Apple Ends Fiscal Year With Revenue Jump but Profit Fall
Apple banked a net profit of $7.5 billion on $37.5 billion in revenue during the last quarter.
Apple banked a net profit of $7.5 billion on $37.5 billion in revenue during the last quarter.
Apple banked a net profit of $7.5 billion on $37.5 billion in revenue during the last quarter leading into the all important holiday season. The Cupertino giant sold 33.8 million iPhones, 14.1 million iPads and 4.6 million Macs during the quarter. Profits dropped nearly 9 percent from last year’s comparable period while revenues jumped 4 percent.
iPhone sales increased 26 percent while iPad sales were essentially flat year-over-year. Mac sales also declined 6 percent from the year-ago quarter.
Apple is closing another calendar year without launching a new product category such as the long-rumored TV and smartwatch. But it enters the busy shopping season with two new iPhones, a completely refreshed lineup of iPads and new operating systems for Macs and iOS.
Earlier this month the company announced it sold 9 million iPhones during the first weekend of iPhone 5S availability, making it once again the biggest iPhone launch to date. Apple also sold its 170 millionth iPad earlier this month, while the new iPad Air and iPad mini with retina display hit stores in November.
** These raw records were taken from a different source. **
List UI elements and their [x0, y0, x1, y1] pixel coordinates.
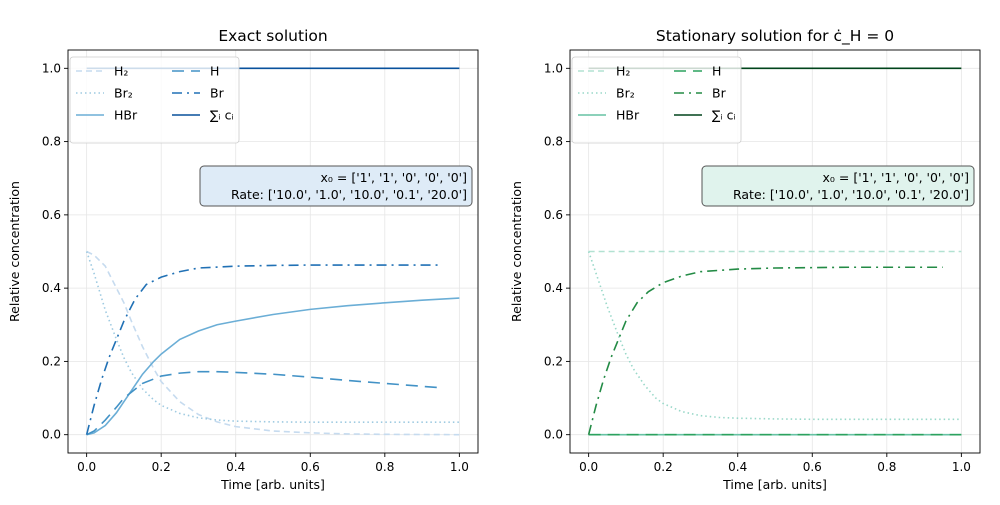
annotation-box	[701, 165, 975, 207]
legend-label-hbr: HBr	[616, 108, 640, 123]
exact-solution-panel: 0.0 0.2 0.4 0.6 0.8 1.0 0.0 0.2 0.4 0.6 0.8 1.0 Exac…	[7, 27, 479, 492]
legend-label-h: H	[210, 64, 219, 79]
y-tick-label: 1.0	[42, 61, 61, 75]
x-tick-label: 0.6	[803, 460, 822, 474]
legend-label-br: Br	[712, 86, 727, 101]
axes-frame	[67, 49, 479, 454]
series-line-br	[587, 266, 943, 435]
x-tick-label: 1.0	[952, 460, 971, 474]
y-tick-label: 1.0	[544, 61, 563, 75]
legend-label-h2: H₂	[114, 64, 128, 79]
x-tick-label: 0.2	[152, 460, 171, 474]
annotation-box	[199, 165, 473, 207]
y-tick-label: 0.4	[544, 281, 563, 295]
x-tick-label: 0.6	[301, 460, 320, 474]
x-tick-label: 0.8	[375, 460, 394, 474]
x-tick-label: 0.8	[877, 460, 896, 474]
y-tick-label: 0.8	[544, 135, 563, 149]
y-tick-label: 0.0	[544, 428, 563, 442]
annotation: x₀ = ['1', '1', '0', '0', '0'] Rate: ['10…	[199, 165, 473, 207]
legend-label-br2: Br₂	[114, 86, 133, 101]
annotation-line-2: Rate: ['10.0', '1.0', '10.0', '0.1', '20…	[733, 187, 969, 202]
x-tick-label: 0.2	[654, 460, 673, 474]
series-line-hbr	[86, 297, 460, 436]
x-tick-label: 0.0	[579, 460, 598, 474]
annotation-line-1: x₀ = ['1', '1', '0', '0', '0']	[823, 170, 970, 185]
y-axis-label: Relative concentration	[509, 181, 524, 322]
y-axis-label: Relative concentration	[7, 181, 22, 322]
legend-label-h: H	[712, 64, 721, 79]
x-tick-label: 0.4	[226, 460, 245, 474]
y-tick-label: 0.2	[42, 354, 61, 368]
axes-frame	[569, 49, 981, 454]
legend-label-hbr: HBr	[114, 108, 138, 123]
annotation-line-2: Rate: ['10.0', '1.0', '10.0', '0.1', '20…	[231, 187, 467, 202]
legend-label-h2: H₂	[616, 64, 630, 79]
x-tick-label: 0.0	[77, 460, 96, 474]
x-tick-label: 0.4	[728, 460, 747, 474]
x-tick-label: 1.0	[450, 460, 469, 474]
y-tick-label: 0.4	[42, 281, 61, 295]
y-tick-label: 0.2	[544, 354, 563, 368]
legend-label-br2: Br₂	[616, 86, 635, 101]
series-line-br2	[587, 251, 962, 421]
series-line-br2	[85, 251, 460, 424]
legend-box	[571, 56, 742, 144]
y-tick-label: 0.6	[544, 208, 563, 222]
legend-label-sum: ∑ᵢ cᵢ	[712, 108, 736, 123]
chart-title: Exact solution	[218, 27, 327, 45]
series-line-h	[86, 370, 441, 436]
y-tick-label: 0.0	[42, 428, 61, 442]
y-tick-label: 0.6	[42, 208, 61, 222]
legend-label-sum: ∑ᵢ cᵢ	[210, 108, 234, 123]
annotation: x₀ = ['1', '1', '0', '0', '0'] Rate: ['10…	[701, 165, 975, 207]
series-line-h2	[86, 250, 460, 436]
y-tick-label: 0.8	[42, 135, 61, 149]
x-axis-label: Time [arb. units]	[220, 477, 325, 492]
legend-box	[69, 56, 240, 144]
stationary-solution-panel: 0.0 0.2 0.4 0.6 0.8 1.0 0.0 0.2 0.4 0.6 0.8 1.0 Stat…	[509, 27, 981, 492]
annotation-line-1: x₀ = ['1', '1', '0', '0', '0']	[321, 170, 468, 185]
legend-label-br: Br	[210, 86, 225, 101]
chart-title: Stationary solution for ċ_H = 0	[656, 27, 894, 46]
x-axis-label: Time [arb. units]	[722, 477, 827, 492]
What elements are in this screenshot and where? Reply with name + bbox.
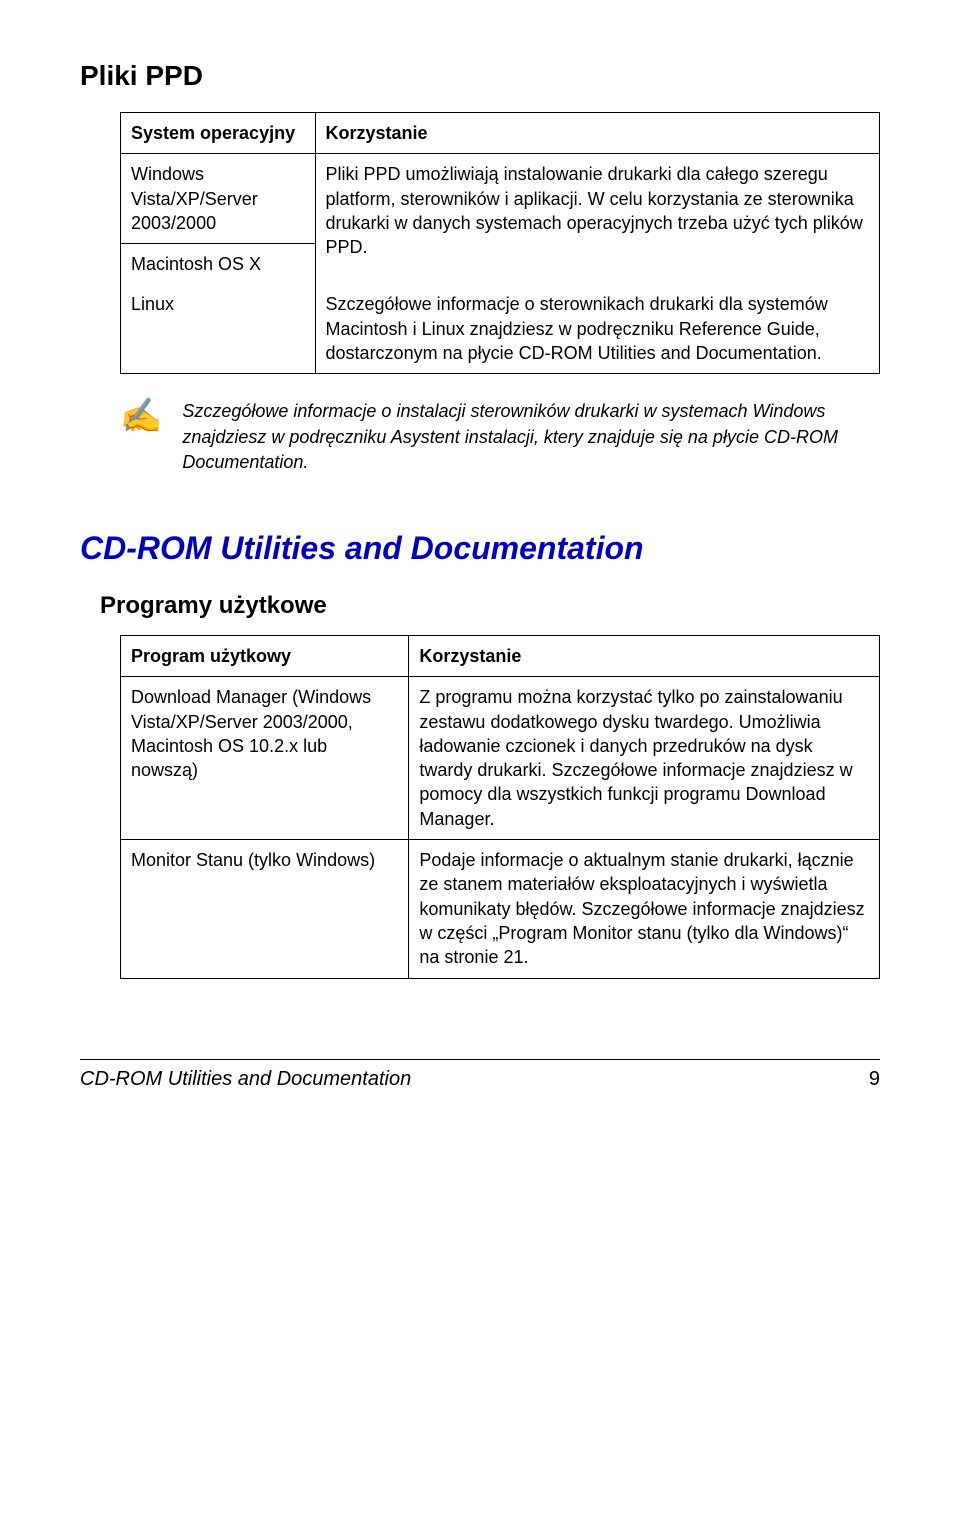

During the earnings call with analysts, chief executive Tim Cook reiterated plans to introduce products in new categories across 2014.
“If you look at the skills that Apple has from hardware, software and services and at incredible app ecosystems, these set of things are very, very unique,” he says. “I think no one has a set of skills like us and we obviously believe that we can use our skills in building other great products that are in categories that represent areas where we do not participate today. So we’re pretty confident about that.”
New products aside, Apple is increasingly driven by software, services, and iPhone and iPad sales. Customers purchased 150 million iPhones, 71 million iPads and 16 million Macs during the company’s recently-closed fiscal year, according to Cook.
“We expanded the breadth and depth of our ecosystem and we generated over $16 billion revenue from iTunes software and services. We also welcomed almost 400 million visitors to our retail stores and opened or remodeled 49 new stores and for the second year in a row we produced over $50 million in revenue per store,” he tells analysts.
“We continue to view the tablet market as huge. We see it as a large opportunity for us. We are not solely focused on unit share as I’ve said many times, but we’re focused on usage share and customer loyalty and other things that are very important to us,” Cook adds. “We believe these products are going to do really well. We think it’s going to be an iPad Christmas.”
Apple ended the quarter with $146.8 billion in cash, 76 percent of which is offshore, and completed 15 acquisitions during the course of the quarter.